FIGURE 40.1. Computed tomography study of a patient with “classic”-appearing fibrous dysplasia. A, B: These images demonstrate the variety of fibrous dysplasia that shows a generally expanded appearance of bone with a relatively homogeneously mineralized fibrous matrix. Compared the normal (arrowheads) to abnormal (arrows) sides. C–F: These images illustrate the capacity for fibrous dysplasia to narrow various neural foramina and canals (arrows). It also shows that while the matrix may be diffusely mineralized, it will almost show some degree of variability.

FIGURE 40.2. Computed tomography study of a patient with fibrous dysplasia to show variability in matrix mineralization. A–C: Note that while even though the matrix is highly variable in density, as it is seen throughout the generally expansile lesion some of the areas appear nonmineralized. This lesion was also producing obstructive changes of the frontal sinus.
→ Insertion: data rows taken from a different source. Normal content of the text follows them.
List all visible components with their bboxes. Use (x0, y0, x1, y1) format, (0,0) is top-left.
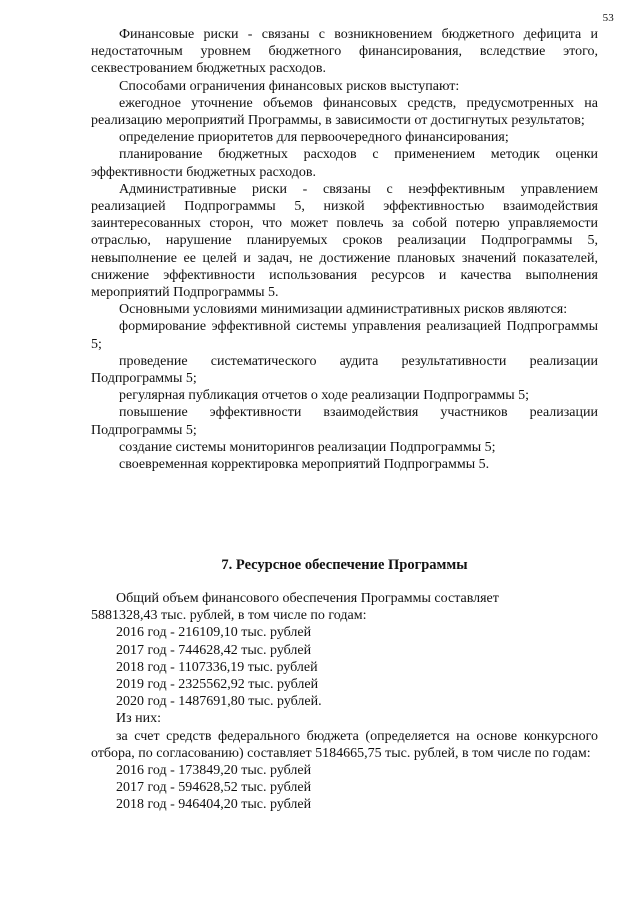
funding-year-2017: 2017 год - 744628,42 тыс. рублей (116, 642, 312, 658)
federal-year-2017: 2017 год - 594628,52 тыс. рублей (116, 780, 312, 796)
section-title: 7. Ресурсное обеспечение Программы (221, 557, 468, 573)
funding-intro-line-1: Общий объем финансового обеспечения Программы составляет (116, 591, 499, 606)
paragraph-reports: регулярная публикация отчетов о ходе реализации Подпрограммы 5; (119, 388, 530, 404)
funding-year-2020: 2020 год - 1487691,80 тыс. рублей. (116, 694, 322, 710)
paragraph-correction: своевременная корректировка мероприятий Подпрограммы 5. (119, 457, 490, 473)
paragraph-budget-planning: планирование бюджетных расходов с применением методик оценки эффективности бюджетных расходов. (91, 147, 598, 180)
paragraph-annual-refinement: ежегодное уточнение объемов финансовых средств, предусмотренных на реализацию мероприятий Программы, в зависимости от достигнутых результатов; (91, 95, 598, 129)
funding-year-2018: 2018 год - 1107336,19 тыс. рублей (116, 659, 318, 675)
paragraph-priorities: определение приоритетов для первоочередного финансирования; (119, 130, 509, 146)
paragraph-minimization-conditions: Основными условиями минимизации административных рисков являются: (119, 302, 568, 318)
paragraph-monitoring: создание системы мониторингов реализации Подпрограммы 5; (119, 439, 496, 455)
paragraph-financial-risk-methods: Способами ограничения финансовых рисков выступают: (119, 78, 460, 94)
federal-funding-text: за счет средств федерального бюджета (определяется на основе конкурсного отбора, по согласованию) составляет 5184665,75 тыс. рублей, в том числе по годам: (91, 728, 598, 761)
paragraph-administrative-risks: Административные риски - связаны с неэффективным управлением реализацией Подпрограммы 5, низкой эффективностью взаимодействия заинтересованных сторон, что может повлечь за собой потерю управляемости отраслью, нарушение планируемых сроков реализации Подпрограммы 5, невыполнение ее целей и задач, не достижение плановых значений показателей, снижение эффективности использования ресурсов и качества выполнения мероприятий Подпрограммы 5. (91, 181, 598, 301)
risks-text (91, 26, 598, 473)
funding-year-2019: 2019 год - 2325562,92 тыс. рублей (116, 677, 319, 693)
page-number: 53 (602, 12, 614, 24)
paragraph-audit: проведение систематического аудита результативности реализации Подпрограммы 5; (91, 353, 598, 387)
funding-intro-line-2: 5881328,43 тыс. рублей, в том числе по годам: (91, 608, 367, 624)
paragraph-interaction: повышение эффективности взаимодействия участников реализации Подпрограммы 5; (91, 405, 598, 438)
funding-of-them: Из них: (116, 711, 162, 727)
federal-year-2016: 2016 год - 173849,20 тыс. рублей (116, 763, 312, 779)
funding-year-2016: 2016 год - 216109,10 тыс. рублей (116, 625, 312, 641)
paragraph-financial-risks: Финансовые риски - связаны с возникновением бюджетного дефицита и недостаточным уровнем бюджетного финансирования, вследствие этого, секвестрованием бюджетных расходов. (91, 27, 598, 77)
paragraph-management-system: формирование эффективной системы управления реализацией Подпрограммы 5; (91, 319, 598, 352)
funding-section (91, 590, 598, 814)
federal-year-2018: 2018 год - 946404,20 тыс. рублей (116, 797, 312, 813)
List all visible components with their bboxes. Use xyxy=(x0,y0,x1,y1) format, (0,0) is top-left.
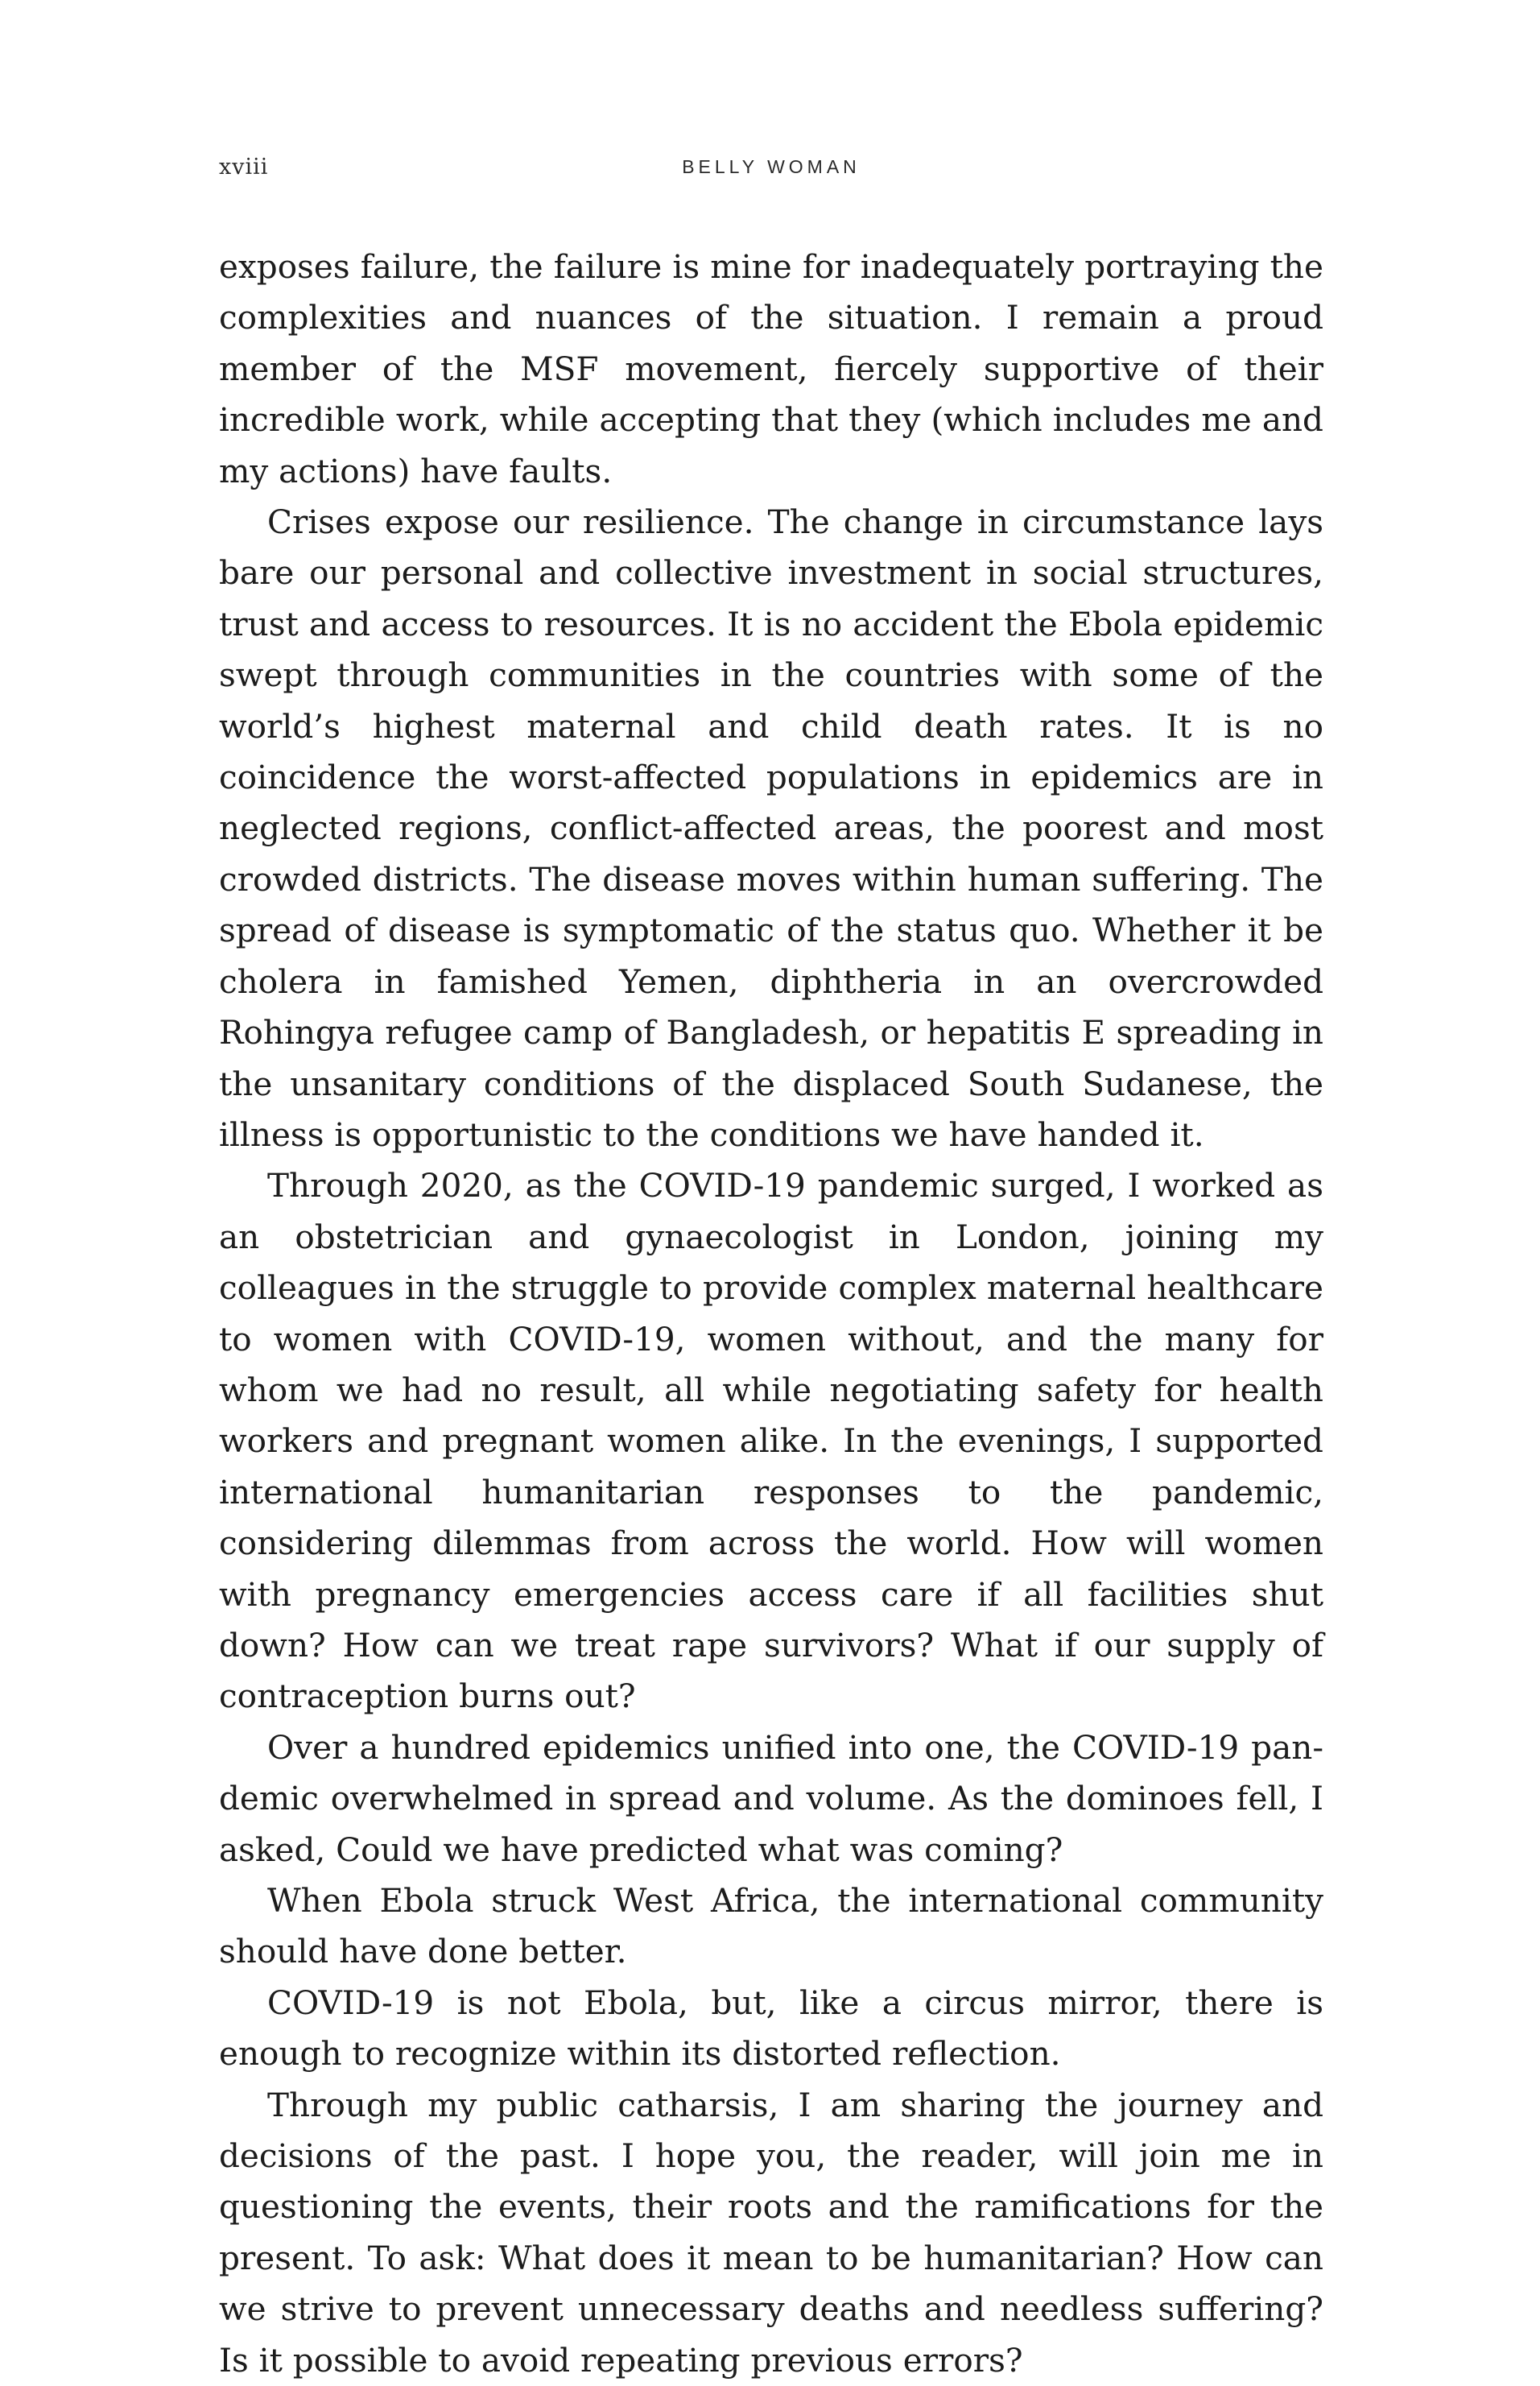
book-title: BELLY WOMAN xyxy=(682,156,861,177)
paragraph-continued: exposes failure, the failure is mine for inadequately portraying the complexities and nuances of the situation. I remain a proud member of the MSF movement, fiercely supportive of their incredible work, while accepting that they (which includes me and my actions) have faults. xyxy=(219,247,1323,490)
paragraph: Through 2020, as the COVID-19 pandemic surged, I worked as an obstetrician and gynaecologist in London, joining my colleagues in the struggle to provide complex maternal healthcare to women with COVID-19, women without, and the many for whom we had no result, all while negotiating safety for health workers and pregnant women alike. In the evenings, I supported international humanitarian responses to the pandemic, considering dilemmas from across the world. How will women with pregnancy emergencies access care if all facilities shut down? How can we treat rape survivors? What if our supply of contraception burns out? xyxy=(219,1166,1323,1716)
book-page xyxy=(219,0,1323,2386)
paragraph: COVID-19 is not Ebola, but, like a circus mirror, there is enough to recognize within its distorted reflection. xyxy=(219,1983,1323,2074)
running-head xyxy=(219,155,1323,203)
paragraph: Crises expose our resilience. The change in circumstance lays bare our personal and collective investment in social structures, trust and access to resources. It is no accident the Ebola epidemic swept through communities in the countries with some of the world’s highest maternal and child death rates. It is no coincidence the worst-affected populations in epidemics are in neglected regions, conflict-affected areas, the poorest and most crowded districts. The disease moves within human suffering. The spread of disease is symptomatic of the status quo. Whether it be cholera in famished Yemen, diphtheria in an overcrowded Rohingya refugee camp of Bangladesh, or hepatitis E spreading in the unsanitary conditions of the displaced South Sudanese, the illness is opportunistic to the conditions we have handed it. xyxy=(219,502,1323,1154)
paragraph: When Ebola struck West Africa, the international community should have done better. xyxy=(219,1881,1323,1971)
paragraph: Over a hundred epidemics unified into one, the COVID-19 pandemic overwhelmed in spread and volume. As the dominoes fell, I asked, Could we have predicted what was coming? xyxy=(219,1727,1323,1869)
page-number: xviii xyxy=(219,155,269,180)
body-text xyxy=(219,242,1323,2386)
paragraph: Through my public catharsis, I am sharing the journey and decisions of the past. I hope you, the reader, will join me in questioning the events, their roots and the ramifications for the present. To ask: What does it mean to be humanitarian? How can we strive to prevent unnecessary deaths and needless suffering? Is it possible to avoid repeating previous errors? xyxy=(219,2085,1323,2380)
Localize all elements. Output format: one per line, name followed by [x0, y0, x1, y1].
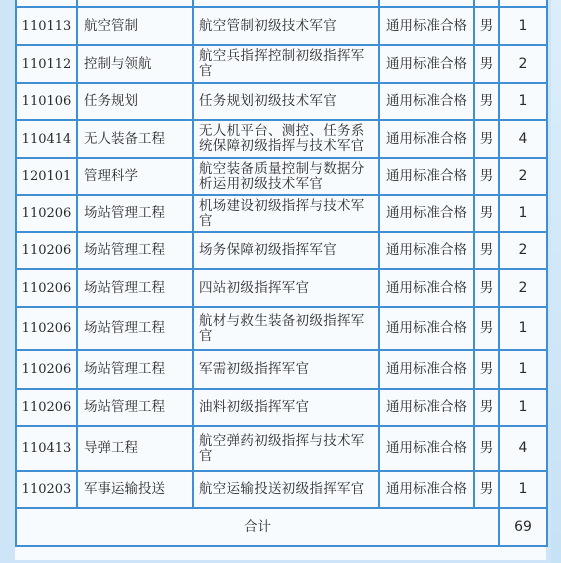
- cell-major: 场站管理工程: [77, 232, 193, 269]
- cell-standard: 通用标准合格: [379, 195, 474, 232]
- total-count: 69: [499, 508, 547, 546]
- cell-major: 控制与领航: [77, 45, 193, 83]
- cell-count: 2: [499, 232, 547, 269]
- cell-post: 四站初级指挥军官: [193, 269, 379, 307]
- cell-sex: 男: [474, 158, 499, 195]
- table-row: [16, 307, 547, 350]
- cell-sex: 男: [474, 7, 499, 45]
- cell-count: 1: [499, 350, 547, 389]
- table-row: [16, 158, 547, 195]
- cell-major: 导弹工程: [77, 426, 193, 471]
- cell-count: 1: [499, 195, 547, 232]
- cell-standard: 通用标准合格: [379, 83, 474, 120]
- table-body: [16, 0, 547, 546]
- cell-major: 场站管理工程: [77, 350, 193, 389]
- cell-standard: 通用标准合格: [379, 120, 474, 158]
- cell-major: 任务规划: [77, 83, 193, 120]
- cell-standard: 通用标准合格: [379, 426, 474, 471]
- cell-post: 航空兵指挥控制初级指挥军官: [193, 45, 379, 83]
- cell-code: 120101: [16, 158, 77, 195]
- cell-sex: 男: [474, 389, 499, 426]
- cell-code: 110106: [16, 83, 77, 120]
- table-row: [16, 350, 547, 389]
- table-row: [16, 269, 547, 307]
- cell-post: 任务规划初级技术军官: [193, 83, 379, 120]
- cell-standard: 通用标准合格: [379, 269, 474, 307]
- cell-major: 场站管理工程: [77, 195, 193, 232]
- cell-count: 1: [499, 471, 547, 508]
- right-margin: [551, 0, 561, 563]
- cell-post: 军需初级指挥军官: [193, 350, 379, 389]
- cell-code: 110206: [16, 232, 77, 269]
- cell-count: 1: [499, 7, 547, 45]
- cell-count: 2: [499, 158, 547, 195]
- cell-sex: 男: [474, 471, 499, 508]
- cell-sex: 男: [474, 269, 499, 307]
- cell-post: 航空管制初级技术军官: [193, 7, 379, 45]
- table-row: [16, 389, 547, 426]
- cell-standard: 通用标准合格: [379, 232, 474, 269]
- cell-standard: 通用标准合格: [379, 158, 474, 195]
- cell-count: 1: [499, 307, 547, 350]
- table-row: [16, 120, 547, 158]
- total-label: 合计: [16, 508, 499, 546]
- total-row: [16, 508, 547, 546]
- table-top-stub: [16, 0, 547, 7]
- cell-code: 110206: [16, 195, 77, 232]
- table-row: [16, 83, 547, 120]
- cell-post: 场务保障初级指挥军官: [193, 232, 379, 269]
- cell-code: 110206: [16, 307, 77, 350]
- cell-major: 无人装备工程: [77, 120, 193, 158]
- table-row: [16, 471, 547, 508]
- cell-count: 4: [499, 426, 547, 471]
- cell-sex: 男: [474, 120, 499, 158]
- cell-sex: 男: [474, 350, 499, 389]
- cell-code: 110206: [16, 269, 77, 307]
- cell-count: 4: [499, 120, 547, 158]
- cell-post: 油料初级指挥军官: [193, 389, 379, 426]
- cell-code: 110206: [16, 350, 77, 389]
- cell-sex: 男: [474, 307, 499, 350]
- cell-major: 场站管理工程: [77, 307, 193, 350]
- cell-post: 航空运输投送初级指挥军官: [193, 471, 379, 508]
- table-row: [16, 7, 547, 45]
- table-row: [16, 232, 547, 269]
- cell-standard: 通用标准合格: [379, 307, 474, 350]
- cell-major: 场站管理工程: [77, 389, 193, 426]
- cell-count: 1: [499, 83, 547, 120]
- cell-major: 军事运输投送: [77, 471, 193, 508]
- cell-count: 2: [499, 45, 547, 83]
- cell-code: 110413: [16, 426, 77, 471]
- cell-standard: 通用标准合格: [379, 45, 474, 83]
- cell-post: 无人机平台、测控、任务系统保障初级指挥与技术军官: [193, 120, 379, 158]
- cell-major: 管理科学: [77, 158, 193, 195]
- cell-major: 航空管制: [77, 7, 193, 45]
- cell-code: 110113: [16, 7, 77, 45]
- table-row: [16, 45, 547, 83]
- cell-sex: 男: [474, 232, 499, 269]
- cell-sex: 男: [474, 195, 499, 232]
- cell-standard: 通用标准合格: [379, 471, 474, 508]
- cell-code: 110206: [16, 389, 77, 426]
- cell-code: 110414: [16, 120, 77, 158]
- cell-post: 机场建设初级指挥与技术军官: [193, 195, 379, 232]
- cell-standard: 通用标准合格: [379, 389, 474, 426]
- cell-sex: 男: [474, 83, 499, 120]
- cell-standard: 通用标准合格: [379, 350, 474, 389]
- cell-count: 1: [499, 389, 547, 426]
- cell-post: 航材与救生装备初级指挥军官: [193, 307, 379, 350]
- cell-post: 航空弹药初级指挥与技术军官: [193, 426, 379, 471]
- cell-major: 场站管理工程: [77, 269, 193, 307]
- cell-sex: 男: [474, 426, 499, 471]
- cell-standard: 通用标准合格: [379, 7, 474, 45]
- table-row: [16, 195, 547, 232]
- cell-sex: 男: [474, 45, 499, 83]
- cell-post: 航空装备质量控制与数据分析运用初级技术军官: [193, 158, 379, 195]
- cell-code: 110112: [16, 45, 77, 83]
- cell-code: 110203: [16, 471, 77, 508]
- recruitment-table: [15, 0, 548, 547]
- table-row: [16, 426, 547, 471]
- cell-count: 2: [499, 269, 547, 307]
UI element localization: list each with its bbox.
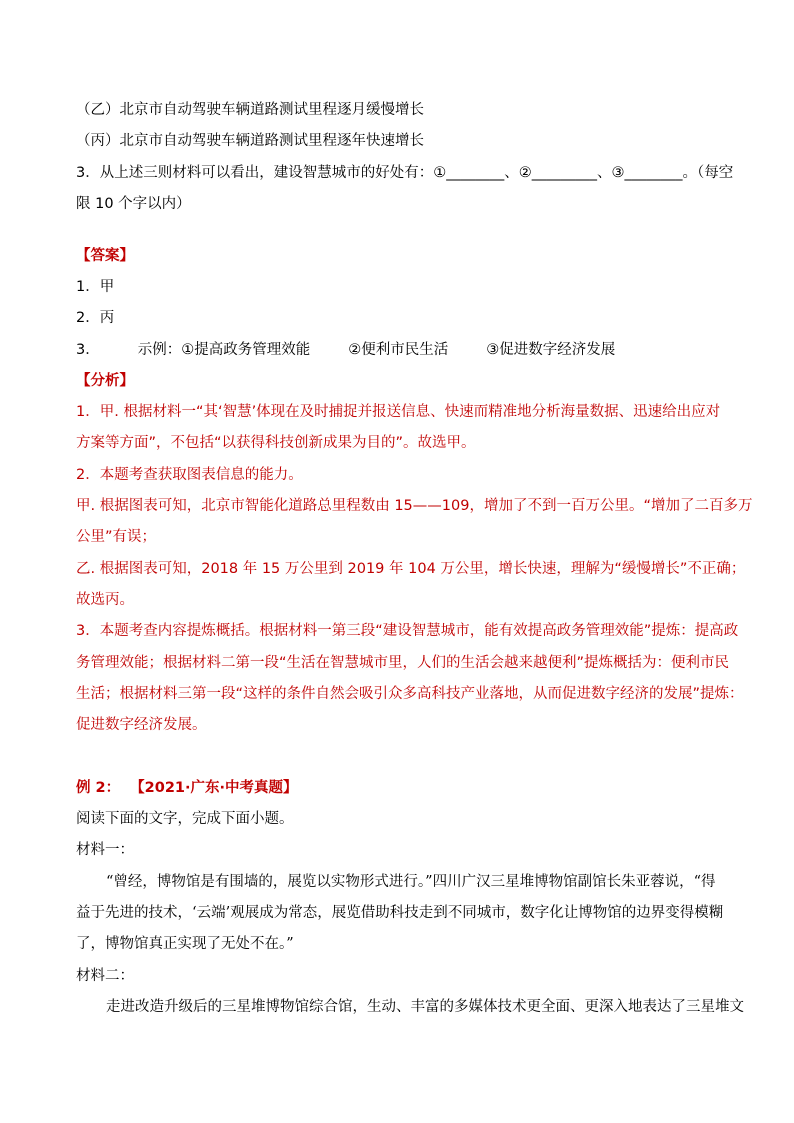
answer-3-point-3: ③促进数字经济发展 (486, 342, 616, 358)
example-2-source: 【2021·广东·中考真题】 (130, 780, 298, 796)
answer-3-point-1: 示例：①提高政务管理效能 (137, 342, 311, 358)
analysis-line: 1．甲. 根据材料一“其‘智慧’体现在及时捕捉并报送信息、快速而精准地分析海量数据、迅速给出应对 (76, 404, 721, 420)
answer-1: 1．甲 (76, 279, 115, 295)
analysis-line: 生活；根据材料三第一段“这样的条件自然会吸引众多高科技产业落地，从而促进数字经济的发展”提炼： (76, 686, 744, 702)
material-1-line: 了，博物馆真正实现了无处不在。” (76, 936, 294, 952)
answer-2: 2．丙 (76, 310, 115, 326)
question-3-line-2: 限 10 个字以内） (76, 196, 191, 212)
analysis-line: 公里”有误； (76, 529, 157, 545)
answer-3-point-2: ②便利市民生活 (348, 342, 449, 358)
answer-heading: 【答案】 (76, 248, 134, 264)
material-1-label: 材料一： (76, 842, 134, 858)
analysis-line: 甲. 根据图表可知，北京市智能化道路总里程数由 15——109，增加了不到一百万公里。“增加了二百多万 (76, 498, 753, 514)
analysis-line: 务管理效能；根据材料二第一段“生活在智慧城市里，人们的生活会越来越便利”提炼概括为：便利市民 (76, 655, 730, 671)
analysis-line: 乙. 根据图表可知，2018 年 15 万公里到 2019 年 104 万公里，增长快速，理解为“缓慢增长”不正确； (76, 561, 746, 577)
analysis-line: 故选丙。 (76, 592, 134, 608)
material-2-line: 走进改造升级后的三星堆博物馆综合馆，生动、丰富的多媒体技术更全面、更深入地表达了三星堆文 (106, 999, 744, 1015)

FIGURE 40.3. Computed tomography and magnetic resonance (MR) imaging of a patient with long-standing fibrous dysplasia of the maxilla. The patient had been followed for many years as a child having had multiple cosmetic procedures because of the fibrous dysplasia. During her pregnancy as a young adult, the lesion demonstrated rapid progression. The rapid growth of this lesion stopped and regressed once the patient’s baby was successfully delivered. A, B: Images showing the long-term relatively static fibrous dysplasia on a baseline study (A); the image in (B) shows the essentially nonmineralized portion of the rapidly progressing part of the lesion. C: T1-weighted (T1W) MR image shows the more rapidly progressive part of the lesion to be likely partially hemorrhagic (this is also illustrated in F and G). D, E: Comparison images before and after rapid growth, respectively, for comparison to the MR images in (F) and (G). F, G: ARE[SF1] T1W contrast-enhanced and T2-weighted images, respectively, showing that the soft tissue component of the lesion that grew rapidly likely in response to a hormonal stimulation during pregnancy to have become cystic and hemorrhagic and more enhancing than the remaining areas of fibrous dysplasia. The arrow in (G) shows a fluid level likely related to old blood products.